A U.S. official who was read in to OLYMPIC GAMES told us that only about thirty people had access to all of the program’s compartments. Of the thirty, few would have had any reason whatsoever t
o brag to Sanger—that few, however, had motive and opportunity.
Confirming that the United States helped create the Stuxnet virus had several downstream effects on policy that are hard to extricate from politics. In an election year, President Barack Obama had a reason to show that his Iran policy had teeth. In building the argument for a “muscular” Obama policy, an overzealous senior American official might have let it slip that President George W. Bush authorized the initial creation of the program and that President Obama ordered its expansion in spite of the dangers associated with discovery by Iran. Sanger, who specializes in counterproliferation, has enough sources to go from there. It’s also possible that the official was acting in accordance with the president’s objectives. A legitimate argument can be made that it’s important for the world to know about America’s incredible cyber warfare capability. From that standpoint, there might be policy justification for relaxing internal executive checks on the release of classified information.

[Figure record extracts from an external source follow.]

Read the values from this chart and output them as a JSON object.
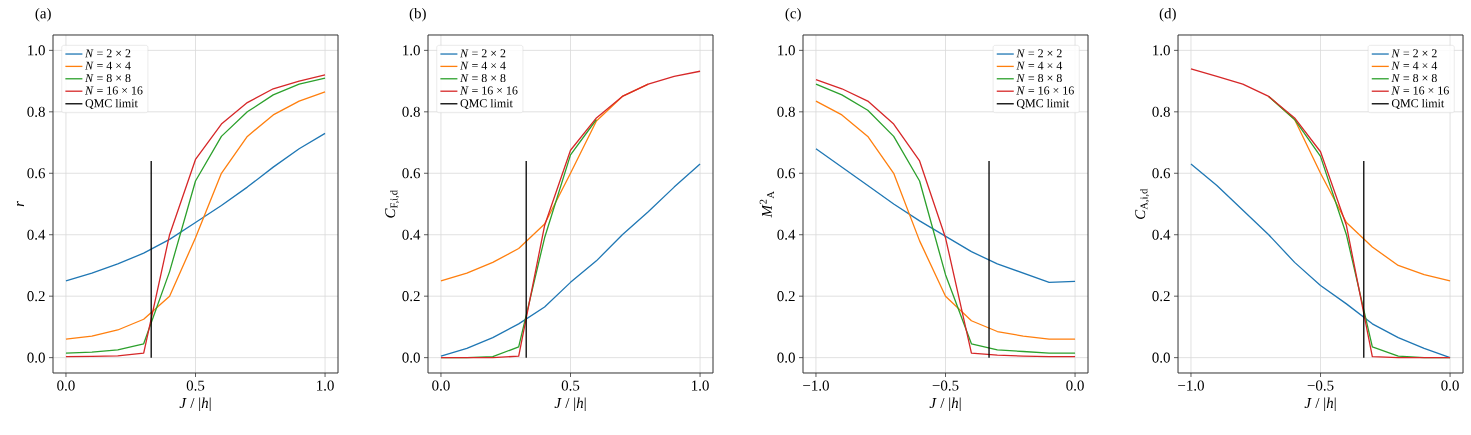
{
  "chart_data": [
    {
      "type": "line",
      "title": "(a)",
      "xlabel": "*J* / |*h*|",
      "ylabel": "*r*",
      "x": [
        0.0,
        0.1,
        0.2,
        0.3,
        0.4,
        0.5,
        0.6,
        0.7,
        0.8,
        0.9,
        1.0
      ],
      "series": [
        {
          "name": "*N* = 2 × 2",
          "color": "#1f77b4",
          "values": [
            0.25,
            0.275,
            0.305,
            0.34,
            0.385,
            0.44,
            0.495,
            0.555,
            0.62,
            0.68,
            0.73
          ]
        },
        {
          "name": "*N* = 4 × 4",
          "color": "#ff7f0e",
          "values": [
            0.06,
            0.07,
            0.09,
            0.125,
            0.2,
            0.39,
            0.6,
            0.72,
            0.79,
            0.835,
            0.865
          ]
        },
        {
          "name": "*N* = 8 × 8",
          "color": "#2ca02c",
          "values": [
            0.015,
            0.018,
            0.025,
            0.045,
            0.28,
            0.575,
            0.72,
            0.8,
            0.855,
            0.89,
            0.91
          ]
        },
        {
          "name": "*N* = 16 × 16",
          "color": "#d62728",
          "values": [
            0.003,
            0.004,
            0.006,
            0.015,
            0.4,
            0.645,
            0.76,
            0.83,
            0.875,
            0.9,
            0.92
          ]
        },
        {
          "name": "QMC limit",
          "color": "#000000",
          "x": [
            0.329,
            0.329
          ],
          "values": [
            0.0,
            0.64
          ]
        }
      ],
      "xlim": [
        -0.05,
        1.05
      ],
      "ylim": [
        -0.05,
        1.05
      ],
      "xticks": [
        {
          "value": 0,
          "label": "0.0"
        },
        {
          "value": 0.5,
          "label": "0.5"
        },
        {
          "value": 1,
          "label": "1.0"
        }
      ],
      "yticks": [
        {
          "value": 0,
          "label": "0.0"
        },
        {
          "value": 0.2,
          "label": "0.2"
        },
        {
          "value": 0.4,
          "label": "0.4"
        },
        {
          "value": 0.6,
          "label": "0.6"
        },
        {
          "value": 0.8,
          "label": "0.8"
        },
        {
          "value": 1,
          "label": "1.0"
        }
      ],
      "grid": true,
      "legend": "top left"
    },
    {
      "type": "line",
      "title": "(b)",
      "xlabel": "*J* / |*h*|",
      "ylabel": "*C*$_{F,i,d}$",
      "x": [
        0.0,
        0.1,
        0.2,
        0.3,
        0.4,
        0.5,
        0.6,
        0.7,
        0.8,
        0.9,
        1.0
      ],
      "series": [
        {
          "name": "*N* = 2 × 2",
          "color": "#1f77b4",
          "values": [
            0.005,
            0.03,
            0.065,
            0.11,
            0.165,
            0.245,
            0.315,
            0.4,
            0.475,
            0.555,
            0.63
          ]
        },
        {
          "name": "*N* = 4 × 4",
          "color": "#ff7f0e",
          "values": [
            0.25,
            0.275,
            0.31,
            0.355,
            0.435,
            0.6,
            0.77,
            0.85,
            0.89,
            null,
            null
          ]
        },
        {
          "name": "*N* = 8 × 8",
          "color": "#2ca02c",
          "values": [
            0.0,
            0.0,
            0.003,
            0.035,
            0.39,
            0.66,
            0.775,
            null,
            null,
            null,
            null
          ]
        },
        {
          "name": "*N* = 16 × 16",
          "color": "#d62728",
          "values": [
            0.0,
            0.0,
            0.0,
            0.005,
            0.43,
            0.675,
            0.78,
            0.85,
            0.89,
            0.915,
            0.932
          ]
        },
        {
          "name": "QMC limit",
          "color": "#000000",
          "x": [
            0.329,
            0.329
          ],
          "values": [
            0.0,
            0.64
          ]
        }
      ],
      "xlim": [
        -0.05,
        1.05
      ],
      "ylim": [
        -0.05,
        1.05
      ],
      "xticks": [
        {
          "value": 0,
          "label": "0.0"
        },
        {
          "value": 0.5,
          "label": "0.5"
        },
        {
          "value": 1,
          "label": "1.0"
        }
      ],
      "yticks": [
        {
          "value": 0,
          "label": "0.0"
        },
        {
          "value": 0.2,
          "label": "0.2"
        },
        {
          "value": 0.4,
          "label": "0.4"
        },
        {
          "value": 0.6,
          "label": "0.6"
        },
        {
          "value": 0.8,
          "label": "0.8"
        },
        {
          "value": 1,
          "label": "1.0"
        }
      ],
      "grid": true,
      "legend": "top left"
    },
    {
      "type": "line",
      "title": "(c)",
      "xlabel": "*J* / |*h*|",
      "ylabel": "*M*$^{2}$$_{A}$",
      "x": [
        -1.0,
        -0.9,
        -0.8,
        -0.7,
        -0.6,
        -0.5,
        -0.4,
        -0.3,
        -0.2,
        -0.1,
        0.0
      ],
      "series": [
        {
          "name": "*N* = 2 × 2",
          "color": "#1f77b4",
          "values": [
            0.68,
            0.62,
            0.56,
            0.5,
            0.445,
            0.395,
            0.345,
            0.305,
            0.275,
            0.245,
            0.248
          ]
        },
        {
          "name": "*N* = 4 × 4",
          "color": "#ff7f0e",
          "values": [
            0.835,
            0.79,
            0.72,
            0.6,
            0.38,
            0.2,
            0.12,
            0.085,
            0.07,
            0.06,
            0.06
          ]
        },
        {
          "name": "*N* = 8 × 8",
          "color": "#2ca02c",
          "values": [
            0.89,
            0.855,
            0.805,
            0.72,
            0.575,
            0.27,
            0.045,
            0.025,
            0.02,
            0.015,
            0.015
          ]
        },
        {
          "name": "*N* = 16 × 16",
          "color": "#d62728",
          "values": [
            0.905,
            0.875,
            0.835,
            0.76,
            0.64,
            0.39,
            0.015,
            0.008,
            0.005,
            0.003,
            0.003
          ]
        },
        {
          "name": "QMC limit",
          "color": "#000000",
          "x": [
            -0.332,
            -0.332
          ],
          "values": [
            0.0,
            0.64
          ]
        }
      ],
      "xlim": [
        -1.05,
        0.05
      ],
      "ylim": [
        -0.05,
        1.05
      ],
      "xticks": [
        {
          "value": -1,
          "label": "−1.0"
        },
        {
          "value": -0.5,
          "label": "−0.5"
        },
        {
          "value": 0,
          "label": "0.0"
        }
      ],
      "yticks": [
        {
          "value": 0,
          "label": "0.0"
        },
        {
          "value": 0.2,
          "label": "0.2"
        },
        {
          "value": 0.4,
          "label": "0.4"
        },
        {
          "value": 0.6,
          "label": "0.6"
        },
        {
          "value": 0.8,
          "label": "0.8"
        },
        {
          "value": 1,
          "label": "1.0"
        }
      ],
      "grid": true,
      "legend": "top right"
    },
    {
      "type": "line",
      "title": "(d)",
      "xlabel": "*J* / |*h*|",
      "ylabel": "*C*$_{A,i,d}$",
      "x": [
        -1.0,
        -0.9,
        -0.8,
        -0.7,
        -0.6,
        -0.5,
        -0.4,
        -0.3,
        -0.2,
        -0.1,
        0.0
      ],
      "series": [
        {
          "name": "*N* = 2 × 2",
          "color": "#1f77b4",
          "values": [
            0.63,
            0.56,
            0.48,
            0.4,
            0.31,
            0.235,
            0.175,
            0.11,
            0.065,
            0.03,
            0.0
          ]
        },
        {
          "name": "*N* = 4 × 4",
          "color": "#ff7f0e",
          "values": [
            null,
            null,
            null,
            0.85,
            0.775,
            0.6,
            0.44,
            0.36,
            0.3,
            0.27,
            0.25
          ]
        },
        {
          "name": "*N* = 8 × 8",
          "color": "#2ca02c",
          "values": [
            null,
            null,
            null,
            0.85,
            0.775,
            0.655,
            0.4,
            0.035,
            0.005,
            0.0,
            0.0
          ]
        },
        {
          "name": "*N* = 16 × 16",
          "color": "#d62728",
          "values": [
            0.94,
            0.915,
            0.89,
            0.85,
            0.78,
            0.67,
            0.43,
            0.003,
            0.0,
            0.0,
            0.0
          ]
        },
        {
          "name": "QMC limit",
          "color": "#000000",
          "x": [
            -0.333,
            -0.333
          ],
          "values": [
            0.0,
            0.64
          ]
        }
      ],
      "xlim": [
        -1.05,
        0.05
      ],
      "ylim": [
        -0.05,
        1.05
      ],
      "xticks": [
        {
          "value": -1,
          "label": "−1.0"
        },
        {
          "value": -0.5,
          "label": "−0.5"
        },
        {
          "value": 0,
          "label": "0.0"
        }
      ],
      "yticks": [
        {
          "value": 0,
          "label": "0.0"
        },
        {
          "value": 0.2,
          "label": "0.2"
        },
        {
          "value": 0.4,
          "label": "0.4"
        },
        {
          "value": 0.6,
          "label": "0.6"
        },
        {
          "value": 0.8,
          "label": "0.8"
        },
        {
          "value": 1,
          "label": "1.0"
        }
      ],
      "grid": true,
      "legend": "top right"
    }
  ]
}
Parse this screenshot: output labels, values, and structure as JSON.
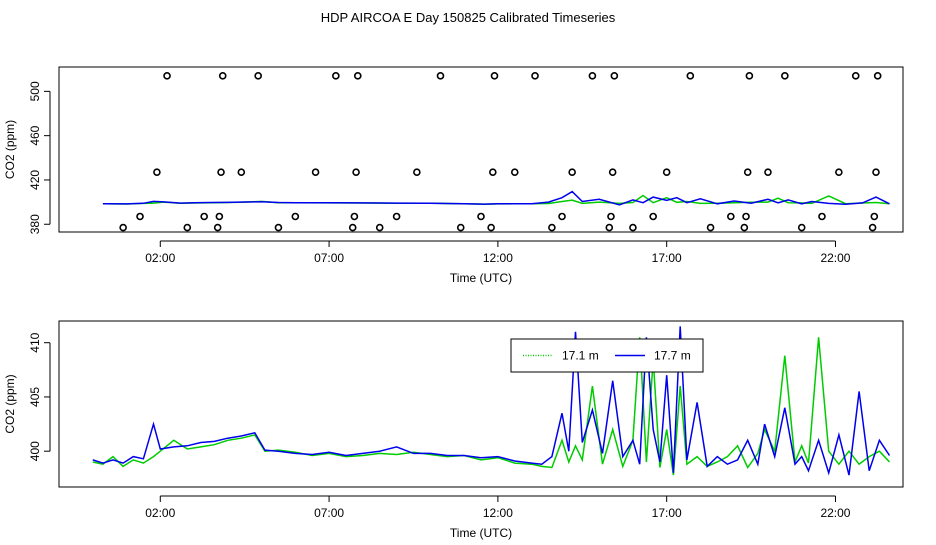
{
  "page": {
    "title": "HDP AIRCOA E  Day 150825  Calibrated Timeseries"
  },
  "colors": {
    "series_1": "#00cc00",
    "series_2": "#0000ee",
    "points": "#000000"
  },
  "chart_data": [
    {
      "type": "line",
      "title": "",
      "xlabel": "Time (UTC)",
      "ylabel": "CO2 (ppm)",
      "xlim": [
        -1.0,
        24.0
      ],
      "ylim": [
        373,
        522
      ],
      "x_ticks": [
        2,
        7,
        12,
        17,
        22
      ],
      "x_tick_labels": [
        "02:00",
        "07:00",
        "12:00",
        "17:00",
        "22:00"
      ],
      "y_ticks": [
        380,
        420,
        460,
        500
      ],
      "y_tick_labels": [
        "380",
        "420",
        "460",
        "500"
      ],
      "grid": false,
      "legend": "none",
      "series": [
        {
          "style": "line",
          "x": [
            0.3,
            1.0,
            1.5,
            1.8,
            2.1,
            2.6,
            3.0,
            3.5,
            4.0,
            4.5,
            5.0,
            5.5,
            6.0,
            7.0,
            8.0,
            9.0,
            10.0,
            11.0,
            11.6,
            12.0,
            12.5,
            13.0,
            13.5,
            13.9,
            14.2,
            14.5,
            15.0,
            15.6,
            16.0,
            16.3,
            16.6,
            17.0,
            17.3,
            17.6,
            18.0,
            18.5,
            19.0,
            19.5,
            20.0,
            20.3,
            20.6,
            21.0,
            21.3,
            21.8,
            22.3,
            22.8,
            23.2,
            23.6
          ],
          "y": [
            398.5,
            398.3,
            398.8,
            399.1,
            400.0,
            399.0,
            399.2,
            399.5,
            399.6,
            400.0,
            400.6,
            399.5,
            399.4,
            399.3,
            399.2,
            399.0,
            398.9,
            398.5,
            398.1,
            398.4,
            398.5,
            398.5,
            398.7,
            400.5,
            401.8,
            398.8,
            400.0,
            398.8,
            399.6,
            406.0,
            399.5,
            404.0,
            399.8,
            400.5,
            398.8,
            399.0,
            399.5,
            399.8,
            400.0,
            403.5,
            399.5,
            399.3,
            398.8,
            405.5,
            398.6,
            399.2,
            399.6,
            398.6
          ]
        },
        {
          "style": "line",
          "x": [
            0.3,
            1.0,
            1.5,
            1.8,
            2.1,
            2.6,
            3.0,
            3.5,
            4.0,
            4.5,
            5.0,
            5.5,
            6.0,
            7.0,
            8.0,
            9.0,
            10.0,
            11.0,
            11.6,
            12.0,
            12.5,
            13.0,
            13.5,
            13.9,
            14.2,
            14.5,
            15.0,
            15.6,
            16.0,
            16.3,
            16.6,
            17.0,
            17.3,
            17.6,
            18.0,
            18.5,
            19.0,
            19.5,
            20.0,
            20.3,
            20.6,
            21.0,
            21.3,
            21.8,
            22.3,
            22.8,
            23.2,
            23.6
          ],
          "y": [
            398.5,
            398.4,
            398.9,
            400.6,
            400.2,
            399.1,
            399.4,
            399.6,
            399.7,
            400.1,
            400.3,
            399.6,
            399.5,
            399.4,
            399.3,
            399.1,
            399.0,
            398.6,
            398.2,
            398.5,
            398.6,
            398.6,
            400.0,
            404.0,
            409.5,
            400.5,
            402.5,
            397.5,
            402.0,
            399.5,
            404.5,
            401.5,
            404.0,
            399.5,
            403.0,
            398.5,
            401.0,
            399.0,
            402.5,
            399.4,
            402.0,
            398.5,
            400.5,
            398.8,
            398.0,
            399.3,
            404.5,
            398.5
          ]
        },
        {
          "style": "points",
          "x": [
            0.9,
            1.4,
            1.9,
            2.2,
            2.8,
            3.3,
            3.7,
            3.75,
            3.8,
            3.85,
            4.4,
            4.9,
            5.5,
            6.0,
            6.6,
            7.2,
            7.7,
            7.75,
            7.8,
            7.85,
            8.5,
            9.0,
            9.6,
            10.3,
            10.9,
            11.5,
            11.8,
            11.85,
            11.9,
            12.5,
            13.1,
            13.6,
            13.9,
            14.2,
            14.8,
            15.3,
            15.35,
            15.4,
            15.45,
            16.0,
            16.6,
            17.0,
            17.7,
            18.3,
            18.9,
            19.3,
            19.35,
            19.4,
            19.45,
            20.0,
            20.5,
            21.0,
            21.6,
            22.1,
            22.6,
            23.1,
            23.15,
            23.2,
            23.25
          ],
          "y": [
            377,
            387,
            427,
            514,
            377,
            387,
            377,
            387,
            427,
            514,
            427,
            514,
            377,
            387,
            427,
            514,
            377,
            387,
            427,
            514,
            377,
            387,
            427,
            514,
            377,
            387,
            377,
            427,
            514,
            427,
            514,
            377,
            387,
            427,
            514,
            377,
            387,
            427,
            514,
            377,
            387,
            427,
            514,
            377,
            387,
            377,
            387,
            427,
            514,
            427,
            514,
            377,
            387,
            427,
            514,
            377,
            387,
            427,
            514
          ]
        }
      ]
    },
    {
      "type": "line",
      "title": "",
      "xlabel": "Time (UTC)",
      "ylabel": "CO2 (ppm)",
      "xlim": [
        -1.0,
        24.0
      ],
      "ylim": [
        396.7,
        412.0
      ],
      "x_ticks": [
        2,
        7,
        12,
        17,
        22
      ],
      "x_tick_labels": [
        "02:00",
        "07:00",
        "12:00",
        "17:00",
        "22:00"
      ],
      "y_ticks": [
        400,
        405,
        410
      ],
      "y_tick_labels": [
        "400",
        "405",
        "410"
      ],
      "grid": false,
      "legend": "top-center",
      "series": [
        {
          "name": "17.1 m",
          "style": "line",
          "x": [
            0.0,
            0.3,
            0.6,
            0.9,
            1.2,
            1.5,
            1.8,
            2.0,
            2.4,
            2.8,
            3.2,
            3.6,
            4.0,
            4.4,
            4.8,
            5.1,
            5.5,
            6.0,
            6.5,
            7.0,
            7.5,
            8.0,
            8.5,
            9.0,
            9.5,
            10.0,
            10.5,
            11.0,
            11.5,
            12.0,
            12.5,
            13.0,
            13.3,
            13.6,
            13.9,
            14.1,
            14.3,
            14.5,
            14.8,
            15.1,
            15.4,
            15.7,
            16.0,
            16.2,
            16.4,
            16.6,
            16.8,
            17.0,
            17.2,
            17.4,
            17.6,
            17.9,
            18.2,
            18.5,
            18.8,
            19.1,
            19.4,
            19.7,
            19.9,
            20.2,
            20.5,
            20.8,
            21.0,
            21.2,
            21.5,
            21.8,
            22.1,
            22.4,
            22.7,
            23.0,
            23.3,
            23.6
          ],
          "y": [
            399.0,
            398.8,
            399.5,
            398.6,
            399.2,
            398.9,
            399.5,
            400.0,
            401.0,
            400.2,
            400.4,
            400.6,
            401.0,
            401.2,
            401.5,
            400.0,
            400.1,
            399.9,
            399.6,
            399.8,
            399.5,
            399.6,
            399.8,
            399.7,
            399.9,
            399.7,
            399.5,
            399.6,
            399.2,
            399.4,
            398.9,
            398.8,
            398.6,
            398.5,
            401.0,
            399.0,
            400.5,
            399.2,
            406.0,
            398.8,
            402.0,
            398.6,
            401.0,
            410.5,
            399.0,
            408.5,
            398.5,
            402.0,
            397.8,
            406.0,
            398.8,
            399.5,
            398.6,
            399.0,
            399.5,
            400.5,
            398.5,
            399.8,
            402.0,
            400.0,
            408.8,
            399.0,
            400.5,
            398.9,
            410.5,
            400.0,
            398.8,
            400.0,
            398.8,
            399.5,
            400.0,
            399.0
          ]
        },
        {
          "name": "17.7 m",
          "style": "line",
          "x": [
            0.0,
            0.3,
            0.6,
            0.9,
            1.2,
            1.5,
            1.8,
            2.0,
            2.4,
            2.8,
            3.2,
            3.6,
            4.0,
            4.4,
            4.8,
            5.1,
            5.5,
            6.0,
            6.5,
            7.0,
            7.5,
            8.0,
            8.5,
            9.0,
            9.5,
            10.0,
            10.5,
            11.0,
            11.5,
            12.0,
            12.5,
            13.0,
            13.3,
            13.6,
            13.9,
            14.1,
            14.3,
            14.5,
            14.8,
            15.1,
            15.4,
            15.7,
            16.0,
            16.2,
            16.4,
            16.6,
            16.8,
            17.0,
            17.2,
            17.4,
            17.6,
            17.9,
            18.2,
            18.5,
            18.8,
            19.1,
            19.4,
            19.7,
            19.9,
            20.2,
            20.5,
            20.8,
            21.0,
            21.2,
            21.5,
            21.8,
            22.1,
            22.4,
            22.7,
            23.0,
            23.3,
            23.6
          ],
          "y": [
            399.2,
            398.9,
            399.2,
            398.9,
            399.5,
            399.3,
            402.5,
            400.2,
            400.4,
            400.5,
            400.8,
            400.9,
            401.2,
            401.4,
            401.7,
            400.1,
            400.0,
            399.8,
            399.7,
            399.9,
            399.6,
            399.8,
            400.0,
            400.4,
            399.8,
            399.8,
            399.6,
            399.6,
            399.4,
            399.5,
            399.1,
            398.9,
            398.8,
            399.5,
            403.5,
            400.0,
            411.0,
            400.8,
            403.8,
            399.8,
            406.5,
            399.5,
            401.0,
            398.8,
            410.5,
            402.0,
            399.0,
            407.0,
            398.0,
            411.5,
            399.2,
            404.5,
            398.6,
            399.5,
            398.8,
            399.2,
            401.0,
            398.8,
            402.5,
            399.5,
            404.0,
            398.8,
            399.5,
            398.2,
            401.0,
            398.0,
            401.5,
            397.8,
            405.5,
            398.2,
            401.0,
            399.6
          ]
        }
      ]
    }
  ]
}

But there are risks to this strategy. Privately, U.S. officials insist that for years now, China has aggressively probed U.S. cyber infrastructure for weaknesses and exploited those “holes in the fence.” Most of China’s penetrations have been passive—whatever bots the Chinese have planted inside American computer networks seem to be just sitting there, collecting data (maybe) or waiting for some signal to do whatever they are supposed to do. At this stage, it seems China is gathering intelligence. Alternately, perhaps the software is waiting for a signal—it’s conceivable that a major cyber attack is part of China’s contingency plans in the event of a war with the United States. Such are the scenarios that U.S. war planners must now game, just as they planned for nuclear exchanges with the Soviet Union.
Both China and Russia have gone on the record saying that they would view an operation like OLYMPIC GAMES—a military-led cyber attack against another country—as an aggressive act. (The NSA is a defense intelligence agency; the CIA, which is a civilian agency, almost certainly played a role in introducing the weapon into the Iranian centrifuge processing system.)